Meski demikian, Heru tidak menjelaskan apakah kesepakatan tersebut tertuang dalam sebuah MoU, dan juga kedua pihak memiliki regulasi masing-masing tentang aspek hukum olahraga dan hukum negara sebagai landasan untuk melukan fungsi dan tugas masing-masing.
Kini, tugas BOPI tidak lebih dari sebagai tukang stempel untuk kepentingan olahraga profesional, dalam hal ini PSSI dan PT LIB.
Akal-akalan PSSI
Dalam konteks pembagian wewenang dan fungsi di atas, jelas terlihat sebagai akal-akalan PSSI untuk lepas dari kesalahan yang secara sengaja dan terstruktur mereka lakukan.

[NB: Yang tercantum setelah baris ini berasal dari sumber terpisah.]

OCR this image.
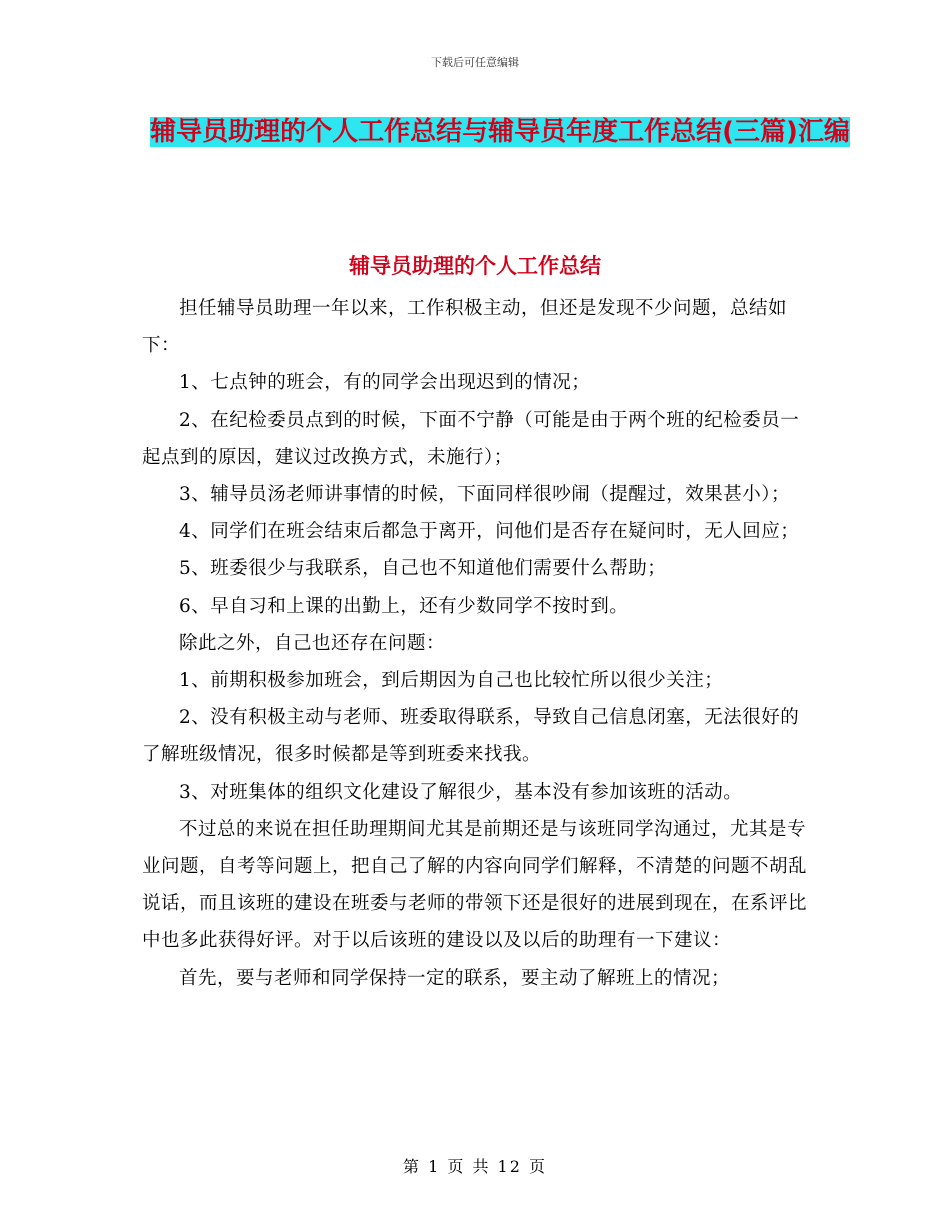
下载后可任意编辑
辅导员助理的个人工作总结与辅导员年度工作总结(三篇)汇编
辅导员助理的个人工作总结

担任辅导员助理一年以来，工作积极主动，但还是发现不少问题，总结如下：

1、七点钟的班会，有的同学会出现迟到的情况；

2、在纪检委员点到的时候，下面不宁静（可能是由于两个班的纪检委员一起点到的原因，建议过改换方式，未施行）；

3、辅导员汤老师讲事情的时候，下面同样很吵闹（提醒过，效果甚小）；

4、同学们在班会结束后都急于离开，问他们是否存在疑问时，无人回应；

5、班委很少与我联系，自己也不知道他们需要什么帮助；

6、早自习和上课的出勤上，还有少数同学不按时到。

除此之外，自己也还存在问题：

1、前期积极参加班会，到后期因为自己也比较忙所以很少关注；

2、没有积极主动与老师、班委取得联系，导致自己信息闭塞，无法很好的了解班级情况，很多时候都是等到班委来找我。

3、对班集体的组织文化建设了解很少，基本没有参加该班的活动。

不过总的来说在担任助理期间尤其是前期还是与该班同学沟通过，尤其是专业问题，自考等问题上，把自己了解的内容向同学们解释，不清楚的问题不胡乱说话，而且该班的建设在班委与老师的带领下还是很好的进展到现在，在系评比中也多此获得好评。对于以后该班的建设以及以后的助理有一下建议：

首先，要与老师和同学保持一定的联系，要主动了解班上的情况；

第 1 页 共 12 页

Mereka menolak BOPI terlibat dalam memverifikasi bagian-bagian yang termasuk dalam hukum/regulasi olahraga - tanpa menjelaskan yang seperti apa itu hukum olahraga.
Sebaliknya, dengan leluasa dan tanpa ada yang bisa mengawasi dan menegur, mereka kini melanggar semua regulasi yang selama ini menjadi perisai menghadapi serangan dari luar.
Statuta FIFA sebagai hukum tertinggi sepak bola lebih dulu dilanggar. Kini, Statuta PSSI yang dibuat sendiri sebagai pedoman kerja, diabaikan demi mewujudkan ambisi sebagian oknum dan kelompok di PSSI.
Dalam tulisan sebelumnya, sudah saya jelaskan tentang pelanggaran-pelanggaran Statuta FIFA, misalnya pembentukan Komite Etik, Banding dan Disiplin tanpa lewat kongres. Penghapusan posisi wakil ketua dua dan digantikan dengan/sebagai staff khusus.
Baca selengkapnya: Edy Belum Sukses Mereformasi Sepak Bola
Kini, demi berputarnya kompetisi profesional, PSSI menutup mata atas semua pelanggaran yang sengaja dan sadar mereka lakukan, padahal jelas-jelas melanggar Statuta PSSI.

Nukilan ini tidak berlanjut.